Whether you're a landlord, tenant, or homeowner, you've probably come across an Energy Performance Certificate (EPC). An EPC, which carries ratings from A (the most efficient) to G (the least efficient), is required to sell or rent out a property. While there's no minimum rating to sell, the current minimum rating to rent out a property is E.
And that's about to change.
As it stands, in 2025, newly rented properties will need to have an Energy Performance Certificate (EPC) rating of a C or above. It's widely understood that this deadline is likely to be pushed back to 2028, but that has yet to be confirmed.
And while this deadline may seem like a long way off, consider this: according to the planning insights platform LandTech, only 39% of private rental properties in London meet that threshold now.
That means 61% of properties will be competing for a limited supply of builders and contractors to reach the new minimum threshold. The point is - there isn't cause for panic, but it's also important not to leave things to the last minute.
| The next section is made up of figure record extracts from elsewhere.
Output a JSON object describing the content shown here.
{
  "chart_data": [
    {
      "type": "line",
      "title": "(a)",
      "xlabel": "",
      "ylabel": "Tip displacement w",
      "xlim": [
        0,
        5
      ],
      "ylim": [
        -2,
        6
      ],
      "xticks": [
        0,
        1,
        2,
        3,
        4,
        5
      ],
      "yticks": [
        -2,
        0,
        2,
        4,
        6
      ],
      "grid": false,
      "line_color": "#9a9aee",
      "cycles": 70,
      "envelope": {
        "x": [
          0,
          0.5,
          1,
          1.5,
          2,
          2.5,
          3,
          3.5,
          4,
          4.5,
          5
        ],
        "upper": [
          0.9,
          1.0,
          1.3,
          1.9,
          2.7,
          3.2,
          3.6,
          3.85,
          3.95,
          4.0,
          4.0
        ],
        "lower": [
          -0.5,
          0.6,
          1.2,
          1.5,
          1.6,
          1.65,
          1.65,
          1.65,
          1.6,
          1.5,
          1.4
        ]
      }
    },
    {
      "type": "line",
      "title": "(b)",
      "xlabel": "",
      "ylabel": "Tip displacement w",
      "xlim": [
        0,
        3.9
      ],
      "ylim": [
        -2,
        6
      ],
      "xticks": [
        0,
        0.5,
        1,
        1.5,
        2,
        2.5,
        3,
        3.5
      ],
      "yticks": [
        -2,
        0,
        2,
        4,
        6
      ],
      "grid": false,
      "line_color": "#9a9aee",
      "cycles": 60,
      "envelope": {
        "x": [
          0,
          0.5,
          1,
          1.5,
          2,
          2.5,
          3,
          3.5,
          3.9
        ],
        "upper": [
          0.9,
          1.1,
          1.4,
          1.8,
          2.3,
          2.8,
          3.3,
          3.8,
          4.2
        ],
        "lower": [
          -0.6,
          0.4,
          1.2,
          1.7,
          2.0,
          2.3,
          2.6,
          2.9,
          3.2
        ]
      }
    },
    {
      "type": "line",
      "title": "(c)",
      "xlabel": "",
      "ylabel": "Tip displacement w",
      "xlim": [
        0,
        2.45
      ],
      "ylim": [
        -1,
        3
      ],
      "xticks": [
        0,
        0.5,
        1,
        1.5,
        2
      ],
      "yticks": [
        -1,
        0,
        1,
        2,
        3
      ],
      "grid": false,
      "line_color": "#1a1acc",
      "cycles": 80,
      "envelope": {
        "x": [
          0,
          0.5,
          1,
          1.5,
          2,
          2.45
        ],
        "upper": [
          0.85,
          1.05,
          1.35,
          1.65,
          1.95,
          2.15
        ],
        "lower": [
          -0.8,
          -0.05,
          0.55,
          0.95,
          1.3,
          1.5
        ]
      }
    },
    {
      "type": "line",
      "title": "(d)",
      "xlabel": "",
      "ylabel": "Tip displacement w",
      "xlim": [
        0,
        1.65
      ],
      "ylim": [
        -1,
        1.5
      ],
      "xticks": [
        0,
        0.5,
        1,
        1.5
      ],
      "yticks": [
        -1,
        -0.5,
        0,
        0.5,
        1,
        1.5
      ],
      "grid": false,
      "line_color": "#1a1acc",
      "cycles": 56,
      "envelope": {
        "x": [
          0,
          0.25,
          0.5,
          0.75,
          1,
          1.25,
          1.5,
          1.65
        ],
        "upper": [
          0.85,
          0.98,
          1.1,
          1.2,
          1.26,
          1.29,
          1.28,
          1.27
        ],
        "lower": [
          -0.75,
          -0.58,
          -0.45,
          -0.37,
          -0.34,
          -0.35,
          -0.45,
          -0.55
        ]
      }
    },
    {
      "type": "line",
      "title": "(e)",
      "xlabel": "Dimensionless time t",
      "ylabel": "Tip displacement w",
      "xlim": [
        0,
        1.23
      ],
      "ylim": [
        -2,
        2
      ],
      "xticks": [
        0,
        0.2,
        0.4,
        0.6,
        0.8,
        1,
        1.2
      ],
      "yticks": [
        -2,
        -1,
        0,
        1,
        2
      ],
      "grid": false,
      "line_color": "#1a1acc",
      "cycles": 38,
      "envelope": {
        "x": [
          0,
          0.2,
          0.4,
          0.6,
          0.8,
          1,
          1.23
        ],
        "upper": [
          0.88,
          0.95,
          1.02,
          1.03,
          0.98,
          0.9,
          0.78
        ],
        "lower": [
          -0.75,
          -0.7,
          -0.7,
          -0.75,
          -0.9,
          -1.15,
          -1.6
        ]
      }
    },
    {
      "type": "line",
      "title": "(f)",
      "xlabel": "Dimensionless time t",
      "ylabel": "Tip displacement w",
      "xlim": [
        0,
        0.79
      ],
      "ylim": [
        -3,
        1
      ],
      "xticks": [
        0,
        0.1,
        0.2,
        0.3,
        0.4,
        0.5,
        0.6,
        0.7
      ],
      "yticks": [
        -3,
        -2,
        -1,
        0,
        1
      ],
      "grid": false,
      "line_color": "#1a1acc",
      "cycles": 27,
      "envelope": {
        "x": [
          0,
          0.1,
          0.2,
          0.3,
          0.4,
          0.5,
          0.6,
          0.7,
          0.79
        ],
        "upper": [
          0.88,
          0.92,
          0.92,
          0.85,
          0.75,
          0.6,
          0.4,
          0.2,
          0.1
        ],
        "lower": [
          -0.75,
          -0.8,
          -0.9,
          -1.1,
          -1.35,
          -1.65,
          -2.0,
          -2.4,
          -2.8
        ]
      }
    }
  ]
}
Fortunately, at Paramount more than half of all properties we let already meet this higher standard. And as I write this, we're working with our landlords to get D-G rated properties in line with the upcoming changes.
In light of this, we want to demystify what an EPC is and why you even need one (many people assume wrong!).
What is an EPC?
This is a document that provides information on the energy efficiency of a building. This comes in the form of:
- A score between 1 and 100 (called the Standard Assessment Procedure or SAP score) and
- A rating from A (most efficient) to G (least efficient) that's based on the SAP score
How is an EPC rating calculated?
An EPC assessor looks at how much energy your property uses per square meter with things like heat and light, and how much it loses, for example, through poor insulation. The assessor is looking at your heating system efficiency, insulation, energy source (electric vs gas), what type of shower you have and whether you have any renewable energy technologies.
They use all of this information to calculate your property's SAP score, which determines your energy efficiency letter rating between A ang G.
An EPC will show your current rating, and also your potential rating that's achievable with specific improvements in the areas listed above.
When do I need an EPC?
If you're planning to sell, rent out, or build a property in London, you'll need a valid EPC. This EPC will need to be easily accessible in your marketing to potential buyers and renters.
Why do I need an EPC?
Some people have the impression that an EPC represents how environmentally friendly a property is - and this is actually only partially true.
An EPC primarily helps buyers and renters understand the energy costs associated with living in a property.
For example, it's true that better insulation and more efficient heating is both more environmentally friendly and cheaper to run. A gas boiler, however, is less enironmentally friendly than electric, but cheaper to run in terms of energy costs, so it will rate higher on an EPC.
How long does an EPC last?
An EPC produced today is valid for 10 years.
Who performs an EPC?
EPCs and the property market
If your property has an EPC in the range of C or above, it's something to shout about! It's an indication that running costs will be low, which is a selling point that's only becoming more popular amongst renters and buyers in the market.
Having an EPC means you can demonstrate that you've taken steps to comply with energy efficiency regulations and help reduce the carbon footprint of your property.